Christoph Martin Wieland: Schriften zur deutschen Sprache und Literatur II

Band II der von Remtsmaa und andern herausgegebenen Schriften zur deutschen Sprache und Literatur bringt vorwiegend Äusserungen Wielands zur Literatur – also Literaturkritik im weitesten Sinn.

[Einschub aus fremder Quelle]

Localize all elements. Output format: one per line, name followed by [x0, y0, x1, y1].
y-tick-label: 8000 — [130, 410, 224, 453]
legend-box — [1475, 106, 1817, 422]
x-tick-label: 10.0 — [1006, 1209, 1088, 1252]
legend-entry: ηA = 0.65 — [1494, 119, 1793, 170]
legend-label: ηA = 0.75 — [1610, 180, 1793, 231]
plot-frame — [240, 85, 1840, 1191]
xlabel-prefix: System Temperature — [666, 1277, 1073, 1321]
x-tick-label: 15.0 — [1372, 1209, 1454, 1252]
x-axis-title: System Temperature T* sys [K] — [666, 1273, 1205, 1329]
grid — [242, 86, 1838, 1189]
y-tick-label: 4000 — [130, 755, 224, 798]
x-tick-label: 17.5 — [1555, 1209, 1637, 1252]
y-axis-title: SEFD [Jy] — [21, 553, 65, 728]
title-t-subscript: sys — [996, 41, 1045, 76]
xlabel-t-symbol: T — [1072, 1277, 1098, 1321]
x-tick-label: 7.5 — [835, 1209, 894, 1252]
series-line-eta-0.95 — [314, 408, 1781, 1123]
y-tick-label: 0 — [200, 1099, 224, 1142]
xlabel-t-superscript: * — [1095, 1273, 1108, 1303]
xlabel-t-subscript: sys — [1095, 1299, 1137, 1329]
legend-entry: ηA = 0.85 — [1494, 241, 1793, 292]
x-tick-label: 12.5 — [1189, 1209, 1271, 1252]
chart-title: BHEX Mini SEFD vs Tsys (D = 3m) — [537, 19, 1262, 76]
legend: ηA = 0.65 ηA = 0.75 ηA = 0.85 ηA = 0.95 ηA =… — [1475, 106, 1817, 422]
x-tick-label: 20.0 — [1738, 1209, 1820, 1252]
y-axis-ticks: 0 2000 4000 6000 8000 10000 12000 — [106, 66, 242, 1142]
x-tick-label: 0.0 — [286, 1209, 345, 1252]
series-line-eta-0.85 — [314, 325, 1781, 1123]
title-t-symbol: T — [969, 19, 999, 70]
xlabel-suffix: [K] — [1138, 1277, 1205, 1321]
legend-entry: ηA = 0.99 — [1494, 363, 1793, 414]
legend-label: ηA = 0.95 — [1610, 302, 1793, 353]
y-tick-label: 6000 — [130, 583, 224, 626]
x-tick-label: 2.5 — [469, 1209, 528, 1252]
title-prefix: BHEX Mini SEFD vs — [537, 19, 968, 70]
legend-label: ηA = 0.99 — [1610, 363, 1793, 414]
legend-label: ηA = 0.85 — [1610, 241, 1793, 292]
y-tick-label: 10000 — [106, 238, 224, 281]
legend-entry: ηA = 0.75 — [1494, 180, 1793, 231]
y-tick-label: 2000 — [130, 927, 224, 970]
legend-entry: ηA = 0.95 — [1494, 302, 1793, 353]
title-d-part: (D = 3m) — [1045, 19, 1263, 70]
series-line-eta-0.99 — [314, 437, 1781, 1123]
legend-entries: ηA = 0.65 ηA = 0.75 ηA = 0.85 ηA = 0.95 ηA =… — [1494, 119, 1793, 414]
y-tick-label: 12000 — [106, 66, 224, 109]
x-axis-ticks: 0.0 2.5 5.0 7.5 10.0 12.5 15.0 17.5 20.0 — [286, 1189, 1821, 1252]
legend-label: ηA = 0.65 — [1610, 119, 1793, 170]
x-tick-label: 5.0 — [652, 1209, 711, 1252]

Der Band beginnt mit der ungeheuerlichen Kritik Wielands an Uz und mit ihm an den Anakreontikern (von 1752), wo Wieland – noch völlig der bigotte Christ – Uz nicht nur aus poetischen oder poetologischen Gründen angreift, sondern ihn ganz persönlich verunglimpft, ja zur Anzeige bringt. Es wird einem, wenn wir ehrlich sein wollen, ziemlich übel bei der Lektüre dieses Pamphlets. Auf die Anklage folgt – als einer der wenigen Texte in den drei Bänden, die nicht von Wieland stammen – die Reaktion Christoph Friedrich Nicolais (Wir schämen uns wirklich für Herrn Wielanden, daß er sich von einer blinden Leidenschaft zu so unwürdigen Ausschweifungen verleiten läßt.), danach weitere Entwürfe Wielands, in denen er die Fehde weiterführen wollte. Zum Glück für seinen Nachruf hat er darauf verzichtet. Als Gegengewicht zu dieser Jugendsünde finden wir die Unterredung zwischen W** und dem Pfarrer zu *** von 1775, wo Wieland in einem fiktiven Dialog eine ästhetisch-moralische Rechtfertigung dafür findet, dass erotische Tändeleien, wie auch er, Wieland, sie in der Zwischenzeit verfasst hat, und wie er, Wieland, sie seiner Teenager-Tochter auch nicht in die Finger drücken würde, dennoch ein Recht auf Existenz haben. Nun ja – er hat mittlerweile die Seiten gewechselt und sieht sich ähnlichen Anklagen ausgeliefert, wie er sie seinerzeit gegen Uz äusserte.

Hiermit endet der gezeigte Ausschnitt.